Ma come si è arrivati a questa situazione? Per la mancanza di accordi. L’aeroplanino, altro nome della struttura derivante dalla sua particolare forma planimetrica, non vola più. I restauri condotti nel corso degli anni hanno ridonato al complesso uno stato di decoro. Puntualmente i vandali hanno azzerato i lavori fatti. Le immagini di vent’anni fa, come quelle di oggi, testimoniano i limiti di un mancata destinazione d’uso: vetrate rotte, pareti imbrattate, materiali trafugati, spazi interni devastati e occupati dai senzatetto. Occorre agire il prima possibile. Ma perché è così importante recuperare lo Stella Maris? Esistono due motivazioni.

1. Motivazione turistica. A Montesilvano ci sono due grandi fasce ricettive: i grandi alberghi e la pineta. Entrambe sono isolate l’una dall’altra, o meglio, non collegate fra loro. Chi alloggia nella pineta sceglie di spostarsi verso la vicina Pescara. Viceversa, chi alloggia nei grandi alberghi difficilmente supera Viale Europa, e se lo fa è costretto a fermarsi nei pressi di Via Marinelli, dopodiché il nulla per centinaia di metri. Un po’ per colpa di un mancato studio urbanistico che favorisca una relazione fra le due fasce. Un po’ per la negligenza di alcuni operatori balneari che chiudono gli stabilimenti già dal pomeriggio, trasformando la riviera estiva in uno spettro. Lo Stella Maris è nelle vicinanze della pineta e allo stesso tempo non distante dai grandi alberghi. La sua posizione, altamente strategica, creerebbe quella relazione oggi mancante. Gli spazi interni potrebbero essere dedicati anche alle attività turistiche. I cortili all’esterno, dovrebbero essere utilizzati per manifestazioni, concerti e altre rassegne atte a richiamare flussi di persone.  E non come parcheggi. La parte retrostante della struttura, è adatta per ospitare un ostello, assente nella città.

2. Motivazione urbana. Partiamo dal presupposto che alla città di Montesilvano manca un simbolo. Lo Stella Maris potrebbe rappresentare il primo edificio della città. Inoltre, alle sue spalle è situato Palazzo Sporting, in forte degrado, non dialogante col resto del quartiere, che necessita di un riallacciamento al tessuto cittadino. L’uno preclude il recupero dell’altro.
Sono state avanzate diverse proposte: trasformare lo Stella Maris in una sede universitaria, oppure in uno spazio delle associazioni, o ancora in un centro commerciale, nel nuovo Palazzo del Comune e infine in una struttura ricettiva, privata. Soffermiamoci sulle ultime due. Meglio evitare di spostare il Palazzo del Comune da Piazza Diaz, il rischio è quello di far morire il centro cittadino. Allo stesso tempo trasformare lo Stella Maris in una struttura ricettiva, un ennesimo grande Hotel, priverebbe il monumento alla cittadinanza.
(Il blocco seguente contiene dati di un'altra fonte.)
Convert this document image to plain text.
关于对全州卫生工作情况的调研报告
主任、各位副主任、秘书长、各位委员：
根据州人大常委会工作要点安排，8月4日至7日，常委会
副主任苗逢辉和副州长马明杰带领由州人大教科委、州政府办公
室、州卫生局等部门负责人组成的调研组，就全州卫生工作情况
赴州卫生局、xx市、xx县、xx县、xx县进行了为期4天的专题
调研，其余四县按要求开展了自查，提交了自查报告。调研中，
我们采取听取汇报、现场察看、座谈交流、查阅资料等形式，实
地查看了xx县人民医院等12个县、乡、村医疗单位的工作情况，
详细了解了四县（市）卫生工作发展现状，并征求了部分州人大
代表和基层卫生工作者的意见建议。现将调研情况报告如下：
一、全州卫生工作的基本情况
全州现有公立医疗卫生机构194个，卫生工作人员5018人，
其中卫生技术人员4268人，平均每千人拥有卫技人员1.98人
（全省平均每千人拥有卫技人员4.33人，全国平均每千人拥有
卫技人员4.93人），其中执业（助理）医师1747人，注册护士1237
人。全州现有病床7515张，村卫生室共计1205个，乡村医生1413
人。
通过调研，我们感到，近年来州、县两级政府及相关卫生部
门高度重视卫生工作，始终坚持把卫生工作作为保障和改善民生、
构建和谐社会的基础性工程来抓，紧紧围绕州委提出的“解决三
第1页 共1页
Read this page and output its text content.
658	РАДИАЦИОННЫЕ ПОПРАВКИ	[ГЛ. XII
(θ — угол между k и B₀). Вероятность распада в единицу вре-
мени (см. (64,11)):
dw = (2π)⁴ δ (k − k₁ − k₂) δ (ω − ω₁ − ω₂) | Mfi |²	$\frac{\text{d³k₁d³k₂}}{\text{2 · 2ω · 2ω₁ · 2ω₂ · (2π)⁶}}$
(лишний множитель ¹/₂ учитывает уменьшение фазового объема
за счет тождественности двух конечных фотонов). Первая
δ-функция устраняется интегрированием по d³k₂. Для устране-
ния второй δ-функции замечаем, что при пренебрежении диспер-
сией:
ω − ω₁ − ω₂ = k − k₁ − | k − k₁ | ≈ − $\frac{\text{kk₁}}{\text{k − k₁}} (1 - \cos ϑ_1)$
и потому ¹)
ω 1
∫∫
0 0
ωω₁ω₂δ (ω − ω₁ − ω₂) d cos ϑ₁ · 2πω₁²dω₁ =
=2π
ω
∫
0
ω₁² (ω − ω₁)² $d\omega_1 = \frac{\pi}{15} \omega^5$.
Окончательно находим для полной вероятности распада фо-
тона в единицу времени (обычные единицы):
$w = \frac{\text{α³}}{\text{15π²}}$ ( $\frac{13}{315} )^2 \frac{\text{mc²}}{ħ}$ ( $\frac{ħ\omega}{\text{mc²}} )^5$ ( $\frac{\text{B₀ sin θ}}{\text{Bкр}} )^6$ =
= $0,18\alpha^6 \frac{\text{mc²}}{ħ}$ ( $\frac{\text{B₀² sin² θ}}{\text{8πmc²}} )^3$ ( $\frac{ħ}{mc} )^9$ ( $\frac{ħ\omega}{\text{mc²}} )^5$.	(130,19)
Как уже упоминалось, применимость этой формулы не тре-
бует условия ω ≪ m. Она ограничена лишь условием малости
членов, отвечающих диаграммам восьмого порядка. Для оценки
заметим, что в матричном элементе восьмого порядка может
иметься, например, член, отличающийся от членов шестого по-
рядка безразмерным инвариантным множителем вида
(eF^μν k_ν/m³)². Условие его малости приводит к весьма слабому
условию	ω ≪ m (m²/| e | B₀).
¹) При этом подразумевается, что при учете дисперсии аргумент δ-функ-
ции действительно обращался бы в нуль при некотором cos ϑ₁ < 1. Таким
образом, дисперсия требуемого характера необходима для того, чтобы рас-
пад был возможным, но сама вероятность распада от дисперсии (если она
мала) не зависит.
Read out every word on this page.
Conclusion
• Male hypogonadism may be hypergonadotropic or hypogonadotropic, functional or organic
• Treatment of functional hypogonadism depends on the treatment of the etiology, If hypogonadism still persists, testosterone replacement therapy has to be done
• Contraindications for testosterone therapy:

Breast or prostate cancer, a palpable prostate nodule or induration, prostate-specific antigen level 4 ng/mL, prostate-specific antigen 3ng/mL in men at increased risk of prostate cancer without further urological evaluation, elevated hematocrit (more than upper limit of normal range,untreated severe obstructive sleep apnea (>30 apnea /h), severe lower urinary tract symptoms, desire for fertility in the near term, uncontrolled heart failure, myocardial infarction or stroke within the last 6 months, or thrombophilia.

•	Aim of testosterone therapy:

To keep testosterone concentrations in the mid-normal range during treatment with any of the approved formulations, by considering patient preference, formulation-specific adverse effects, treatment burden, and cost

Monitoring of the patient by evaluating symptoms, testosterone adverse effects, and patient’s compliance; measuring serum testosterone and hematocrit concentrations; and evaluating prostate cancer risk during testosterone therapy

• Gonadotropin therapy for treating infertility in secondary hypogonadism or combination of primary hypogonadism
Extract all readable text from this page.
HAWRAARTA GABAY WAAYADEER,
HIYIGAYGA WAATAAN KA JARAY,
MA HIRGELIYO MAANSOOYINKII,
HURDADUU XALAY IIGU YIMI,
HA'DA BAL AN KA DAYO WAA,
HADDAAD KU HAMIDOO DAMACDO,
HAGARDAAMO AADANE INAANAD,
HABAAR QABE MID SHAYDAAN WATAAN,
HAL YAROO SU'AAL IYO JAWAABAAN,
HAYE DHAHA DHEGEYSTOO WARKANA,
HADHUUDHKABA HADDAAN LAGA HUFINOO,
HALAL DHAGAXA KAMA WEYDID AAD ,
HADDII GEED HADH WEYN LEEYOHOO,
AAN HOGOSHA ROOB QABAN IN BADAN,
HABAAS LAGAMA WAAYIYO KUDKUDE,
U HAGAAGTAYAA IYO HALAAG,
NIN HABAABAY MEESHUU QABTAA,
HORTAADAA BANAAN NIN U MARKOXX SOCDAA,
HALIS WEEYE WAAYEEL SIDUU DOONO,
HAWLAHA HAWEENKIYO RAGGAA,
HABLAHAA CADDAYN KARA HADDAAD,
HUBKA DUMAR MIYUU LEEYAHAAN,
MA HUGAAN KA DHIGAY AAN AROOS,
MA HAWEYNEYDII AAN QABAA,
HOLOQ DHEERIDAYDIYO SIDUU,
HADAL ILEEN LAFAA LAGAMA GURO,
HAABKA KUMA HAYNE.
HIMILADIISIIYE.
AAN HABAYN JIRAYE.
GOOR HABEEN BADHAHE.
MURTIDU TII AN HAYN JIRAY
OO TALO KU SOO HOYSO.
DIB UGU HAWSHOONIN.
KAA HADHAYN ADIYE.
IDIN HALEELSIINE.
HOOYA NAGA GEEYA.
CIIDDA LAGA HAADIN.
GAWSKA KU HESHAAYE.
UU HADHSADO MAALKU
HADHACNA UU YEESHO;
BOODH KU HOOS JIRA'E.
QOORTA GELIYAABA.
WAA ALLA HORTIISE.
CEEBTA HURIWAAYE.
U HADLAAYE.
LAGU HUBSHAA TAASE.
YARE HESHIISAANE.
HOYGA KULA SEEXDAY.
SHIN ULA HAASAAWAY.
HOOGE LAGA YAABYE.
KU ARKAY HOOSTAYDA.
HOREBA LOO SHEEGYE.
E allora, quale potrebbe essere il progetto guida da seguire? Non occorre allontanarsi troppo da Montesilvano. Un edificio che ha avuto una storia simile è nella vicina Pescara: l’Aurum, o Ex Aurum. Anch’esso venne abbandonato e lasciato morire. Nel 2003 cominciarono i lavori per il recupero e oggi, a distanza di pochi anni, è uno degli spazi cittadini più efficienti, in grado di ospitare mostre, rassegne, eventi, spazi tematici, convegni. Un fiore all’occhiello della città. Partiamo da questo esempio, lasciamo stare il passato, evitiamo di puntare il dito.

Troviamo un accordo, non perdiamo tempo. Ogni anno passato è un’opportunità persa. L’aeroplanino deve tornare a volare, per la cittadinanza, per il turista, per le generazioni future.